EACL 2017 Workshop on Symbolic and Deep Learning Approaches to the Analysis of Evaluative, Affective, and Subjective Language (EASL 2017)

Description

Language is a medium for the expression of human thought. It serves as the vehicle for conveying our emotions, feelings, beliefs, judgements and opinions of people, events and objects, comparing and contrasting our evaluations with those of others in the world. Evaluative, Affective and Subjective (EAS) language satisfies our inherent human need to speak of our perceptions and evaluations in a way framed by our internally held beliefs, emotions, biases and opinions. Analysis and understanding of EAS language is multi-disciplinary and complex, deep beyond mere word cues. It extends to the underlying meaning and the implicit socio-cultural origins of the text, with both linguistic and extra-linguistic aspects to it. Machine comprehension of EAS text on par with human understanding requires identification and understanding of fine-grained emotions, beliefs, opinions, and judgements expressed in language both implicitly and explicitly. The goal of this workshop is to focus the attention of NLP research community on combining deep learning statistical NLP techniques with richer/deeper semantic representations driven by computational linguistics in analysing and understanding EAS text.

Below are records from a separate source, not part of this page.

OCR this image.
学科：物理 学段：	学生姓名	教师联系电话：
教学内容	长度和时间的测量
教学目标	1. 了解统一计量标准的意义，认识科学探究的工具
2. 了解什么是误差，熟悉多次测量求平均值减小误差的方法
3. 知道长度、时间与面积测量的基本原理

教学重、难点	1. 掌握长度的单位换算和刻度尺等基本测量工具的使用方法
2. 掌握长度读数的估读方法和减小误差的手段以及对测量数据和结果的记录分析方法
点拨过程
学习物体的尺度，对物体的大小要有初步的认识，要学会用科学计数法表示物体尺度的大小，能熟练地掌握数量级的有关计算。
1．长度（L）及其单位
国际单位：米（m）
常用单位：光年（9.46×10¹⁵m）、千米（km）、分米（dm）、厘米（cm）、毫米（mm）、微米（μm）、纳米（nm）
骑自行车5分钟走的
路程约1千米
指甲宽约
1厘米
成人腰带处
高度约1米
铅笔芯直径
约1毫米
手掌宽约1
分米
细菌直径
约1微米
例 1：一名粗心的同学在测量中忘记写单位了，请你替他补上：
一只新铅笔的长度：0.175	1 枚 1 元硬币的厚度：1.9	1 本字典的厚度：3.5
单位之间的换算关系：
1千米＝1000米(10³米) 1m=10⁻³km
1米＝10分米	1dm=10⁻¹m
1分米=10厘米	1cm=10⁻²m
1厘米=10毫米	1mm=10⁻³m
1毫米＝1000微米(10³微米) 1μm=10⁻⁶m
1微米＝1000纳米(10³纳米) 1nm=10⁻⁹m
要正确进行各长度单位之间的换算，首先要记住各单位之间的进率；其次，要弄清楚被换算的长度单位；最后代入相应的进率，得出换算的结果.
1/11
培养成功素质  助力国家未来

This workshop is intended to foster greater cross-disciplinary collaboration between the fields of computational linguistics, machine learning, sociolinguistics, and psycholinguistics, with the aim of improving machine comprehension of evaluative, affective and subjective text. We are also interested in non-trivial EAS text applications which go beyond the mere identification of evaluative, emotive, subjective cue phrases to underlying causative events/reasons/arguments which give rise to these emotions/feelings/beliefs/subjective opinions. We also welcome non-trivial benchmarks for comparing machine comprehension of EAS aspects with human understanding.

Topics of interest

Topics of interest include but are not limited to:

  • richer/deeper linguistic representations of aspects of EAS
  • understanding of cognitive processing of EAS language
  • extra-linguistic aspects of EAS language
  • socio-cultural aspects of EAS language
  • psycholinguistic aspects of EAS text analysis
  • interpretability of deep learning-based EAS analysis systems
  • identifying origins/dynamic contexts/causative events/reasons in EAS text analysis (including the fields of stance detection, subjective judgements/beliefs detection, argumentation in both emotive and evaluative texts).